A new courseware page — topics in computer architecture — is now available. This page covers a wide mix of topics from RISC vs. CISC to non-von Neumann languages and architectures. You might just find an interesting lecture or two for a special topics seminar about computer architecture.
Way back when in the early eighties, I had a chance to work with Al Davis at the University of Utah. Al was a proponent of data-driven dataflow computers. His ideas showed me that there are alternatives to centralized synchronous control, sequential programming and the von Neumann memory bottleneck. The topics page has links to information about some of this interesting work.

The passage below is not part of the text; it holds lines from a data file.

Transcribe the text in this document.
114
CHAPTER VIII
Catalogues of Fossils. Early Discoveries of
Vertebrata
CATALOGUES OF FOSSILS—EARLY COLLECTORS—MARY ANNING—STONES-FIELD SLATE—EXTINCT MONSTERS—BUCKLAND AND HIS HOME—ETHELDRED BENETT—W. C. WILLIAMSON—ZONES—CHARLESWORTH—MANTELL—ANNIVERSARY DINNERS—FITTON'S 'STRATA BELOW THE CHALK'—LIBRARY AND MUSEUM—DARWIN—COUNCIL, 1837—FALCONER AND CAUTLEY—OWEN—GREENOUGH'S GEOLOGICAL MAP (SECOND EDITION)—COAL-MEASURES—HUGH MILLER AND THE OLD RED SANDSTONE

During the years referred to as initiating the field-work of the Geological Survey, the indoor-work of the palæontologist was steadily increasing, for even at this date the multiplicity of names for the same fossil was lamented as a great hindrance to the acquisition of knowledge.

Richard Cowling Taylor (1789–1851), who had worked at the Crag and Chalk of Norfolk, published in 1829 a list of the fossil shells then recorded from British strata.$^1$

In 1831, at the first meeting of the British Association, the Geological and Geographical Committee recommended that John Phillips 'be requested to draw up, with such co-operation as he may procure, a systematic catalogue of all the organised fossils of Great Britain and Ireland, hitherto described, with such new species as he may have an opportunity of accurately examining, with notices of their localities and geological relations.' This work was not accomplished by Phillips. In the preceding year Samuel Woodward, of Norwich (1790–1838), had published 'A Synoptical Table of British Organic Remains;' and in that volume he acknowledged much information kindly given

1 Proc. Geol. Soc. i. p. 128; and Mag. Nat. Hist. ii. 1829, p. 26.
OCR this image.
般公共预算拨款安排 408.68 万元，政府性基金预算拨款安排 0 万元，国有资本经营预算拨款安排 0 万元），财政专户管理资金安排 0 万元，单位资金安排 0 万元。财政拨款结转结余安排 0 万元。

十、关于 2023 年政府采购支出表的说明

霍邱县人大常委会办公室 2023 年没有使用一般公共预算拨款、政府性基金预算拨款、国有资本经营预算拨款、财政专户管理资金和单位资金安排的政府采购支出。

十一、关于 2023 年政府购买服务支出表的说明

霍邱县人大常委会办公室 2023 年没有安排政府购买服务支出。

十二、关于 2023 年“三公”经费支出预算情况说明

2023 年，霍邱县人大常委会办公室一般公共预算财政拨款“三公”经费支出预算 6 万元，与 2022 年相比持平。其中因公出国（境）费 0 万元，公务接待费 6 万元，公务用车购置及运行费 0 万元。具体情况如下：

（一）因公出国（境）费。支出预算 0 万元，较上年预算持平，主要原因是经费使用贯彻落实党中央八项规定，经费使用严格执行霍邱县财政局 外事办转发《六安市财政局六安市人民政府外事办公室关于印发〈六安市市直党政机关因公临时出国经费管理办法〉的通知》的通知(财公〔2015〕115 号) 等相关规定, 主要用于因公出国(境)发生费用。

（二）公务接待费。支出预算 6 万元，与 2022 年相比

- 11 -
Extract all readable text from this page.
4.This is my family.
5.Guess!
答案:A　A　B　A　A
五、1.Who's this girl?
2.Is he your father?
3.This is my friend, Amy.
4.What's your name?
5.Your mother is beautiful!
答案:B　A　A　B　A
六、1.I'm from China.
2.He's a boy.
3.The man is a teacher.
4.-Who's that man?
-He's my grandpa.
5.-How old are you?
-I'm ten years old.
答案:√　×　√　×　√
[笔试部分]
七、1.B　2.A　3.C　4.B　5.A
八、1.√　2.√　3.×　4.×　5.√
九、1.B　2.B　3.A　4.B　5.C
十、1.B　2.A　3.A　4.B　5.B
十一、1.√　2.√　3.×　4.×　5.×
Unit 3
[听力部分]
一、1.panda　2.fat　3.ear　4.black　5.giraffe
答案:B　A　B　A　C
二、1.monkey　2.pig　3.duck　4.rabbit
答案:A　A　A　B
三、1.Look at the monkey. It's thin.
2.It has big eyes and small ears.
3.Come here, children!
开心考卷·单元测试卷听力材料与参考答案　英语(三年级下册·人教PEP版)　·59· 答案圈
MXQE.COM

Looking back, I’m struck at how mired we are in the von Neumann architecture! Sure, there are a few projects underway to investigate alternatives like quantum computing, functional programming languages, and so forth. However, the world remains dominated by the centralized, sequential von Neumann model and programming languages in which parallelism is glued on through a (class) library or two. General purpose GPU (GPGPU) computation is not really that radical. Yes, GPGPU computation is data parallel, but the underlying model is the sequential execution of SIMD instructions. Speculative execution is a bit of a kludge to allow conditional execution in highly sequential SIMD programs. Further, data transfer from memory to execution units remains a limiting factor in performance.
I think we need to introduce students to a wide range of computing models. Hopefully, some young, clever soul will find a way to pull us out of our rut!